The last years of Huxley's life were indeed the longed-for Indian summer. Away from the noise of London at Eastbourne by the sea, he spent many happy hours with old-time friends and in his garden, which was a great joy to him. His large family of sons and daughters and grandchildren brought much cheer to his last days.

Almost to the end he was working and writing for publication.

Three days before his death he wrote to his old friend, Hooker, that he didn't feel at all like "sending in his checks" and hoped to recover. He died very quietly on June 29, 1895. That he met death with the same calm faith and strength with which he had met life is indicated by the lines which his wife wrote and which he requested to be his epitaph:--Be not afraid, ye waiting hearts that weep;For still He giveth His beloved sleep, And if an endless sleep He wills, so best.
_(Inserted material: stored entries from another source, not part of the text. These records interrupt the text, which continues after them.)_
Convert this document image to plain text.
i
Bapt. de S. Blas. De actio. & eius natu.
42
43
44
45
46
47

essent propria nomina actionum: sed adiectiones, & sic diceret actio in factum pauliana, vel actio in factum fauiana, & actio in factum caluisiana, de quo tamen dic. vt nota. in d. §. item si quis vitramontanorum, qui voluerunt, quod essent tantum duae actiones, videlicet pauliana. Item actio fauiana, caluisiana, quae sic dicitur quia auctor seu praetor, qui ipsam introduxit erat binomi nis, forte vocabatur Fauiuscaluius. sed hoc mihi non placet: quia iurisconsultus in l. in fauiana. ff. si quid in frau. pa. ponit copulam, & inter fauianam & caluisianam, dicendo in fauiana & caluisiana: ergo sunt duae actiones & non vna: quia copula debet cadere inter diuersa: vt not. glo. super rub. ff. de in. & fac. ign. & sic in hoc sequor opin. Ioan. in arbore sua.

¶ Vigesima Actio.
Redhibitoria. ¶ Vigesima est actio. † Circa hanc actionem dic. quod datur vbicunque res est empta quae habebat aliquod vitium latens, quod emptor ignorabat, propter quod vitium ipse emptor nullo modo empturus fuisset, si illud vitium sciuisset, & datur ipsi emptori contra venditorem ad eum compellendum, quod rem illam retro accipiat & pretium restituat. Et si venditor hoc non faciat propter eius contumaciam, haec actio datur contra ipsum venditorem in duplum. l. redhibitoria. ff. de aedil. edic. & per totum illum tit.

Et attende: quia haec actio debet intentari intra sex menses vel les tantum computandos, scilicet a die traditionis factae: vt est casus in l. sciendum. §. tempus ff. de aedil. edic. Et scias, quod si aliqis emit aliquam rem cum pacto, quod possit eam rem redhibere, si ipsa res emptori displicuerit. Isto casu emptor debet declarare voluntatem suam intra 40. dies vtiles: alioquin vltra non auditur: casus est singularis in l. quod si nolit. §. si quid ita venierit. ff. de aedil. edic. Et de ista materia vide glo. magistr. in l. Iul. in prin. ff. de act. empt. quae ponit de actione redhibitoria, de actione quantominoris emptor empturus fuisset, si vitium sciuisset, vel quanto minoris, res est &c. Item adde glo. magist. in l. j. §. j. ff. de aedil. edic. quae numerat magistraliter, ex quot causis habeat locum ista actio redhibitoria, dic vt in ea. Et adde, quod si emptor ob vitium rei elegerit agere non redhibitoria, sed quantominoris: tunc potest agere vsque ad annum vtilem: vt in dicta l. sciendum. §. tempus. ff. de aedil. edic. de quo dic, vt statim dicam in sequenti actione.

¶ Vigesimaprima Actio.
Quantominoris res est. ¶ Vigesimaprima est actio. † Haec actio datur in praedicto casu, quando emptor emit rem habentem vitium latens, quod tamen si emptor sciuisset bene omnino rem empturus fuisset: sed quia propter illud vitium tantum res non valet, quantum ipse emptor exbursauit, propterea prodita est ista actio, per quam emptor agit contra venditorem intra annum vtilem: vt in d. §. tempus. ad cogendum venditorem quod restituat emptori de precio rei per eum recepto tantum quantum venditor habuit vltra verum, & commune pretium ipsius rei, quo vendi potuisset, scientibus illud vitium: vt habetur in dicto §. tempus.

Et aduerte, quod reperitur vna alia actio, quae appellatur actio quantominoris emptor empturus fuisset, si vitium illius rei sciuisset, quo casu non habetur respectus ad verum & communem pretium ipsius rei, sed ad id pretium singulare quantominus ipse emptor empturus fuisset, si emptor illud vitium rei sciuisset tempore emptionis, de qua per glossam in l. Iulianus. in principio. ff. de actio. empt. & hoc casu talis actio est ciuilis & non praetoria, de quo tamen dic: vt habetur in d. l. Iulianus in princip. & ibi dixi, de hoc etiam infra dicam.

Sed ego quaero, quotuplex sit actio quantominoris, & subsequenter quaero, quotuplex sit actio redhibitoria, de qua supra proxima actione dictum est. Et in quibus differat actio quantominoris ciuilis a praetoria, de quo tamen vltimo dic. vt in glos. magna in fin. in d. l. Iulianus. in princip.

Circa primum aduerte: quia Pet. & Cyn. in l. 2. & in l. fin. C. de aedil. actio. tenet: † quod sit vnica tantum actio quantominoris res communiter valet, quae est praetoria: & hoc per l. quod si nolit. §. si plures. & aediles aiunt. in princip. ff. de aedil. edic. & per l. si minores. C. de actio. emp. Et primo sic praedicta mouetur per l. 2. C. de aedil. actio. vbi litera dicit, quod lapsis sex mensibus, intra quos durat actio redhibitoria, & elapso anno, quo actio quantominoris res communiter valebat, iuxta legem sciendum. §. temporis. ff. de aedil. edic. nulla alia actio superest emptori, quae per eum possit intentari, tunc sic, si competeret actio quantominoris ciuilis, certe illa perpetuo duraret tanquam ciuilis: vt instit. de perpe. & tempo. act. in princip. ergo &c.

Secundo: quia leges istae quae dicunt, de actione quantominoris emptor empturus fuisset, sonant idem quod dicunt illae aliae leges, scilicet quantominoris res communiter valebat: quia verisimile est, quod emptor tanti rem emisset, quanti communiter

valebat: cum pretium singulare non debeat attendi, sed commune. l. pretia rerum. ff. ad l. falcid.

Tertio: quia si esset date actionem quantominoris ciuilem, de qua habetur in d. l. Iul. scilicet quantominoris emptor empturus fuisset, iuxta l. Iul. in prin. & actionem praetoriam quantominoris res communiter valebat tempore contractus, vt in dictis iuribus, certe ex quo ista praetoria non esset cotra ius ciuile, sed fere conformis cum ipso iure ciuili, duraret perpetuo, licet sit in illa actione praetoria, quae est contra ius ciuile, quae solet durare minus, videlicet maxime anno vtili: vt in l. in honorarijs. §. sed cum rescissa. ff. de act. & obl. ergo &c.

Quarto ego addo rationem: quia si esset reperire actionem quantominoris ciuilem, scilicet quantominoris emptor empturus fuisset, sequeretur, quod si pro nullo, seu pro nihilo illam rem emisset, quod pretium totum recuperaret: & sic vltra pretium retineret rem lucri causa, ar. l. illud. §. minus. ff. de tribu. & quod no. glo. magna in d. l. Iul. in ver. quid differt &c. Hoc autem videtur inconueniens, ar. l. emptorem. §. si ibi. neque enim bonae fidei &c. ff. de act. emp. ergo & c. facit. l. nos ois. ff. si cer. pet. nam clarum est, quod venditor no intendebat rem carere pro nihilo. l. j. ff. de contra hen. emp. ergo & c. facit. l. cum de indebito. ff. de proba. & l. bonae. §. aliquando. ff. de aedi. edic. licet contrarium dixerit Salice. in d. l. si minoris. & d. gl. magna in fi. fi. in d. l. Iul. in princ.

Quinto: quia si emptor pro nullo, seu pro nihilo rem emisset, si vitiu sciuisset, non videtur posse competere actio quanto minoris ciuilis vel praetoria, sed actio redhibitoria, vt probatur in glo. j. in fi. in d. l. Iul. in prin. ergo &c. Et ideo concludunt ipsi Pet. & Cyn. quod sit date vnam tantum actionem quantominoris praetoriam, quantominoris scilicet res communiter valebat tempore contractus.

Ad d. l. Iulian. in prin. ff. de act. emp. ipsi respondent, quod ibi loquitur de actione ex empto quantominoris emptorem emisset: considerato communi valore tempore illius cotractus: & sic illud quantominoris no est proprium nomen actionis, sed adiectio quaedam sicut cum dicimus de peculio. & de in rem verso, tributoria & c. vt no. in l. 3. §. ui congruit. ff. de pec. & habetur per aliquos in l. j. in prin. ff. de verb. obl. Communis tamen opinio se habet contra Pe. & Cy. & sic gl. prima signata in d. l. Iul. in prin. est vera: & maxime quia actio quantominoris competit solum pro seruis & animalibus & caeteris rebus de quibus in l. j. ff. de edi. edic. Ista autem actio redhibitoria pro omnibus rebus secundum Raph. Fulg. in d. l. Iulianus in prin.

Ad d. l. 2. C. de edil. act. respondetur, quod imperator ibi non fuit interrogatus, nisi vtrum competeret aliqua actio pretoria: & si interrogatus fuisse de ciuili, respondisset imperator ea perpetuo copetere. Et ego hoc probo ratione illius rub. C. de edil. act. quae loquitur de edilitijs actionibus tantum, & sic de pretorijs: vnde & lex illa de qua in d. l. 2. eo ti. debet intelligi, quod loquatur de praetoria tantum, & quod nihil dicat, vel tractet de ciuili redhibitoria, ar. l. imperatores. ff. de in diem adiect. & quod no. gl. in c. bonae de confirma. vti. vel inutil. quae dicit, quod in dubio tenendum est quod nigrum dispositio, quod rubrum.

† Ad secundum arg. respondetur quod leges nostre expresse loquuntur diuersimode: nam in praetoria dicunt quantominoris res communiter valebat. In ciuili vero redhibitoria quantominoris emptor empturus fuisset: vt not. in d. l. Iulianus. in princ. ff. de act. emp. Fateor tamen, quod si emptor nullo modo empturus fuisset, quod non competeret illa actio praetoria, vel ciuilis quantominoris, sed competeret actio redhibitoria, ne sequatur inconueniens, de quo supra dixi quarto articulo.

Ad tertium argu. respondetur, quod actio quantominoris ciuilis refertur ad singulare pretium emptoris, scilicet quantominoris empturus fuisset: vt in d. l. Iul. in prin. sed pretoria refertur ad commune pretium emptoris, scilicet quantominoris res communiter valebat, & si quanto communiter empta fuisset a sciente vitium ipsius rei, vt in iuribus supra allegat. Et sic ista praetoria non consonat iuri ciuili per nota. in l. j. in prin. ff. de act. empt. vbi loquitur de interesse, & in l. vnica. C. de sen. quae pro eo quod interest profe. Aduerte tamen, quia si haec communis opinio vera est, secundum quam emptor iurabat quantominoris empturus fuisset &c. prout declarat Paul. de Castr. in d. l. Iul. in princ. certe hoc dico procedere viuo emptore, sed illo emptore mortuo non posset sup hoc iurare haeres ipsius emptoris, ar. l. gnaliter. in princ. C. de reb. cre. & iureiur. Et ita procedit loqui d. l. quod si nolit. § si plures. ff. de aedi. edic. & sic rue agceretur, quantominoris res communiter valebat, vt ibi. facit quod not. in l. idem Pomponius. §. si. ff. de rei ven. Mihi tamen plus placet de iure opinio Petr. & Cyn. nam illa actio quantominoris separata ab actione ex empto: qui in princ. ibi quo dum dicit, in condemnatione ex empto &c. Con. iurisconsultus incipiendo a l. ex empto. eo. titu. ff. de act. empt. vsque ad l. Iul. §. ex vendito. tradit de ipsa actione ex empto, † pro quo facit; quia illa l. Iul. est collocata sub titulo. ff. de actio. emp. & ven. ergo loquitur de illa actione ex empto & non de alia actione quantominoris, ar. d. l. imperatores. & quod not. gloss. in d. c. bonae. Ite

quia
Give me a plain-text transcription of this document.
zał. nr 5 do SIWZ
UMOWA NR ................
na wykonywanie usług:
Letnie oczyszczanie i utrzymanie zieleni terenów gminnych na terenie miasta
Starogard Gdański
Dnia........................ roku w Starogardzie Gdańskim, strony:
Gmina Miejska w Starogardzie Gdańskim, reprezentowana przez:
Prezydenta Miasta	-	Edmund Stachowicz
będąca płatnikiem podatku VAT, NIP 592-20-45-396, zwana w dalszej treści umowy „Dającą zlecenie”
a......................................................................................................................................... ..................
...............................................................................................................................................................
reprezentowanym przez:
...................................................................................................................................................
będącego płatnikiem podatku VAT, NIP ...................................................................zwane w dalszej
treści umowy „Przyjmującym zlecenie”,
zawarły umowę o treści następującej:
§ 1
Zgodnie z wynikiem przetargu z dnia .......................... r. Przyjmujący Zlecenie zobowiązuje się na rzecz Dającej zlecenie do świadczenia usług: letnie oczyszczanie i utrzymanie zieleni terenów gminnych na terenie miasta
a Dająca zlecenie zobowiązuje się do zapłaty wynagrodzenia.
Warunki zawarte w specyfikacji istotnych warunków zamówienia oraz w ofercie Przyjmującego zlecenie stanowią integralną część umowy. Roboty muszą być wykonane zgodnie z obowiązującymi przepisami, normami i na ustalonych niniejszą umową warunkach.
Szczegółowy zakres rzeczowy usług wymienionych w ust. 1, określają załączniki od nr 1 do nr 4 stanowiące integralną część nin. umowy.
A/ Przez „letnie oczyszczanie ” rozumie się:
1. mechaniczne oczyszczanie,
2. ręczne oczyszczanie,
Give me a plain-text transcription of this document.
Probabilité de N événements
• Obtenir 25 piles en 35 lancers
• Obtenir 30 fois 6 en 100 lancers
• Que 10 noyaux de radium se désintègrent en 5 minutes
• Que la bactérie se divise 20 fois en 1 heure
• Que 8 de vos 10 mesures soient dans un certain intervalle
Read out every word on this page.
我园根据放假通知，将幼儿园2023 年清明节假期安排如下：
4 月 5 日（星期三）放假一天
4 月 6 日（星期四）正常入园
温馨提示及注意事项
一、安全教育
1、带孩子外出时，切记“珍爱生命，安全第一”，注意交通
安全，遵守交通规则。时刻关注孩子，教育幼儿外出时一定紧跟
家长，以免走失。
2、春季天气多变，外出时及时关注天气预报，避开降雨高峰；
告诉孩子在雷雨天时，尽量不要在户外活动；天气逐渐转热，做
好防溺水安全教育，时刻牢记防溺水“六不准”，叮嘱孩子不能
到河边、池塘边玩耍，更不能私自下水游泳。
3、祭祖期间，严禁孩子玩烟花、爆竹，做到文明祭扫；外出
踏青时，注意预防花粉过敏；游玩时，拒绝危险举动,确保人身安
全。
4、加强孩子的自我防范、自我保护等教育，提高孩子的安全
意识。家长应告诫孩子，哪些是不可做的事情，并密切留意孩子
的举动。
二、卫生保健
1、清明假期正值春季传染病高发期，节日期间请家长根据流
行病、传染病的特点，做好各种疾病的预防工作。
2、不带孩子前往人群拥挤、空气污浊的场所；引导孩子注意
To attempt an analysis of Huxley's character, unique and bafflingly complex as it is, is beyond the scope of this sketch; but to give only the mere facts of his life is to do an injustice to the vivid personality of the man as it is revealed in his letters. All his human interest in people and things--pets, and flowers, and family--brightens many pages of the two ponderous volumes. Now one reads of his grief over some backward-going plant, or over some garden tragedy, as "A lovely clematis in full flower, which I had spent hours in nailing up, has just died suddenly. I am more inconsolable than Jonah!" Now one is amused with a nonsense letter to one of his children, and again with an account of a pet. "Iwish you would write seriously to M----. She is not behaving well to Oliver. I have seen handsomer kittens, but few more lively, and energetically destructive. Just now he scratched away at something M---- says cost 13s. 6d. a yard and reduced more or less of it to combings. M---- therefore excludes him from the dining-room and all those opportunities of higher education which he would have in MY house." Frequently one finds a description of some event, so vividly done that the mere reading of it seems like a real experience. An account of Tennyson's burial in Westminster is a typical bit of description:--Bright sunshine streamed through the windows of the nave, while the choir was in half gloom, and as each shaft of light illuminated the flower-covered bier as it slowly travelled on, one thought of the bright succession of his works between the darkness before and the darkness after. I am glad to say that the Royal Society was represented by four of its chief officers, and nine of the commonalty, including myself. Tennyson has a right to that, as the first poet since Lucretius who has understood the drift of science.

No parts of the Life and Letters are more enjoyable than those concerning the "Happy Family," as a friend of Huxley's names his household. His family of seven children found their father a most engaging friend and companion. He could tell them wonderful sea stories and animal stories and could draw fascinating pictures.